Allied health professionals see greater interdisciplinary emphasis

Medical treatment has evolved so a multidisciplinary team approach is the norm, not the aberration. That change is reflected at the ATS International Conference, where more allied health professionals are attending and more sessions for them are offered.

“We really are emphasizing the development of interprofessional relationships because we work in teams in clinical practice, and we are beginning to do much more interdisciplinary research,” said Lynn Reinke, ARNP, PhD, general practice nurse, Veterans Affairs Medical Center and the University of Washington, Seattle. “This meeting offers a variety of symposia and forums to learn about integrated research, and we also are developing more symposia that incorporate interdisciplinary representation. It’s really a way to translate the research into clinical practice in a practical way that can benefit our patients.”

The change is also reflected in the publication of the conference’s Interprofessional Conference Guide, which highlights sessions of interest to nonphysicians.

“This identifies more clinically relevant sessions of interest to nurses, physical therapists, respiratory therapists, pharmacists and other allied health professionals. Certainly a physician could use this guide as well, but we thought it would be a more concise way of identifying interdisciplinary type of symposia,” said Dr. Reinke, who is incoming chair of the ATS Assembly on Nursing.

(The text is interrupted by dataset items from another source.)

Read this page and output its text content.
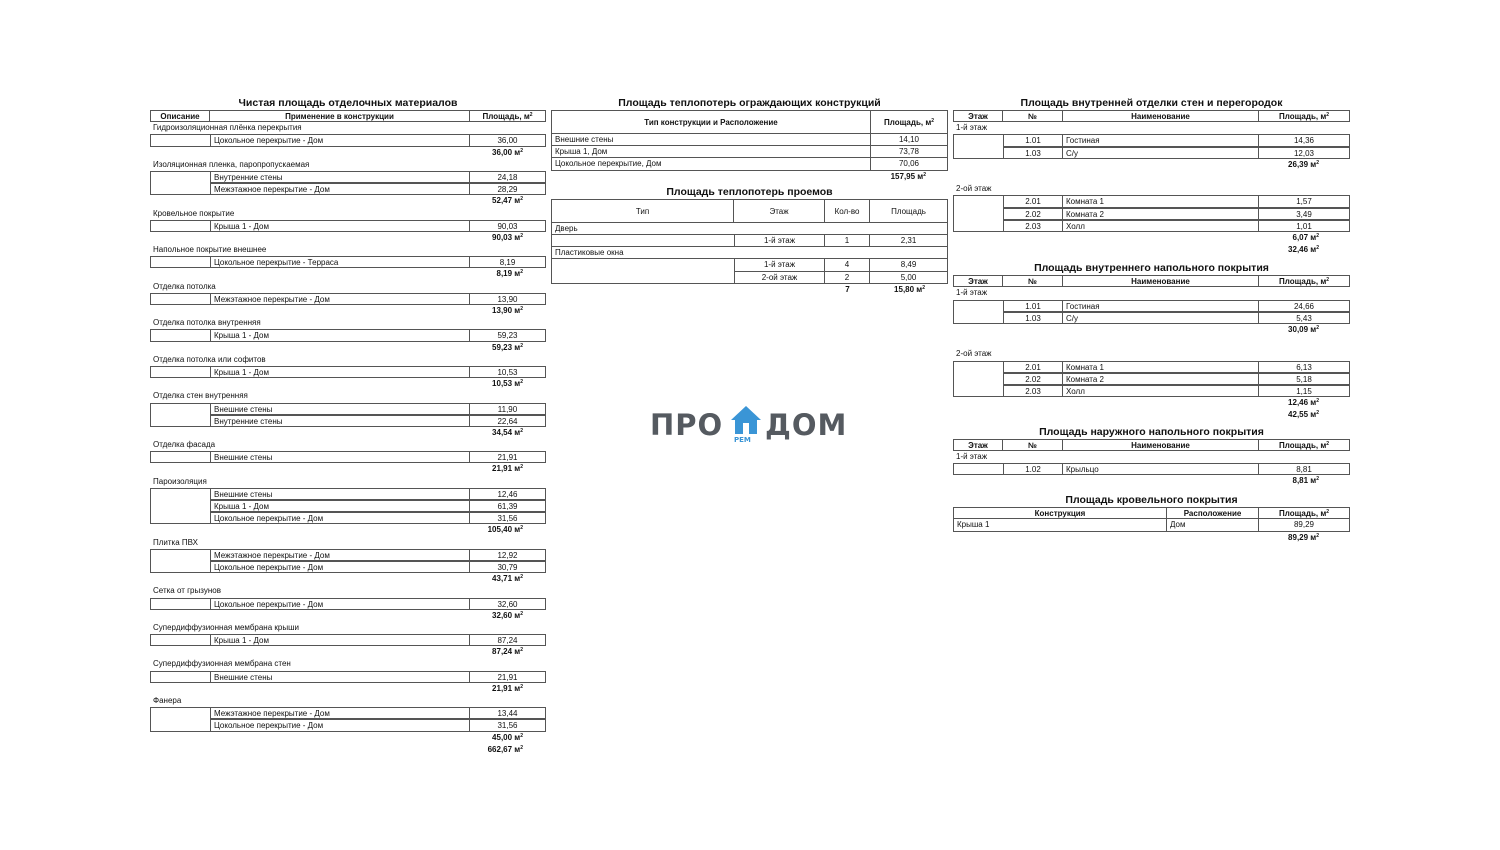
Чистая площадь отделочных материалов
Описание	Применение в конструкции	Площадь, $м^2$
Гидроизоляционная плёнка перекрытия
Цокольное перекрытие - Дом	36,00
36,00 $м^2$
Изоляционная пленка, паропропускаемая
Внутренние стены	24,18
Межэтажное перекрытие - Дом	28,29
52,47 $м^2$
Кровельное покрытие
Крыша 1 - Дом	90,03
90,03 $м^2$
Напольное покрытие внешнее
Цокольное перекрытие - Терраса	8,19
8,19 $м^2$
Отделка потолка
Межэтажное перекрытие - Дом	13,90
13,90 $м^2$
Отделка потолка внутренняя
Крыша 1 - Дом	59,23
59,23 $м^2$
Отделка потолка или софитов
Крыша 1 - Дом	10,53
10,53 $м^2$
Отделка стен внутренняя
Внешние стены	11,90
Внутренние стены	22,64
34,54 $м^2$
Отделка фасада
Внешние стены	21,91
21,91 $м^2$
Пароизоляция
Внешние стены	12,46
Крыша 1 - Дом	61,39
Цокольное перекрытие - Дом	31,56
105,40 $м^2$
Плитка ПВХ
Межэтажное перекрытие - Дом	12,92
Цокольное перекрытие - Дом	30,79
43,71 $м^2$
Сетка от грызунов
Цокольное перекрытие - Дом	32,60
32,60 $м^2$
Супердиффузионная мембрана крыши
Крыша 1 - Дом	87,24
87,24 $м^2$
Супердиффузионная мембрана стен
Внешние стены	21,91
21,91 $м^2$
Фанера
Межэтажное перекрытие - Дом	13,44
Цокольное перекрытие - Дом	31,56
45,00 $м^2$
662,67 $м^2$
Площадь теплопотерь ограждающих конструкций
Тип конструкции и Расположение	Площадь, $м^2$
Внешние стены	14,10
Крыша 1, Дом	73,78
Цокольное перекрытие, Дом	70,06
157,95 $м^2$
Площадь теплопотерь проемов
Тип	Этаж	Кол-во	Площадь
Дверь
1-й этаж	1	2,31
Пластиковые окна
1-й этаж	4	8,49
2-ой этаж	2	5,00
7	15,80 $м^2$
Площадь внутренней отделки стен и перегородок
Этаж	№	Наименование	Площадь, $м^2$
1-й этаж
1.01	Гостиная	14,36
1.03	С/у	12,03
26,39 $м^2$
2-ой этаж
2.01	Комната 1	1,57
2.02	Комната 2	3,49
2.03	Холл	1,01
6,07 $м^2$
32,46 $м^2$
Площадь внутреннего напольного покрытия
Этаж	№	Наименование	Площадь, $м^2$
1-й этаж
1.01	Гостиная	24,66
1.03	С/у	5,43
30,09 $м^2$
2-ой этаж
2.01	Комната 1	6,13
2.02	Комната 2	5,18
2.03	Холл	1,15
12,46 $м^2$
42,55 $м^2$
Площадь наружного напольного покрытия
Этаж	№	Наименование	Площадь, $м^2$
1-й этаж
1.02	Крыльцо	8,81
8,81 $м^2$
Площадь кровельного покрытия
Конструкция	Расположение	Площадь, $м^2$
Крыша 1	Дом	89,29
89,29 $м^2$
ПРО РЕМ ДОМ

Ellen Hillegass, DrPH, a physical therapist at North Georgia College and State University, Atlanta, said she appreciates the emphasis on an interdisciplinary approach over the past five years and how it has helped her in practice.

“We treat a lot of pulmonary fibrosis, and I couldn’t understand why so many people have pulmonary fibrosis,” she said. “I went to a session that was very interesting, where they talked about the etiology of a lot of the pulmonary fibrosis, which makes sense to me now because we are seeing an uptick in it.”

Other sessions Dr. Hillegass has attended have focused on mobility in critical care and treatment of patients after lung transplantation.

“I get a lot out of these different talks, besides all of the research. I also go to the research posters, and I presented a poster,” she said. “I’ve been involved in the ATS for about five years, and I’ve seen them try to get more interdisciplinary people here, but they are still trying to figure out how. It’s a learning process.”

William Prentice, RN, BSN, a nurse at Harbor Regional Center, Irvine, Calif., also has seen a greater interdisciplinary approach in his many years attending the conference.

“COPD is my biggest interest because for 20 years I’ve worked with a lot of discharges of people who had been on ventilators,” he said. “There are many good sessions here on COPD and ventilators, so I am excited to go to them.”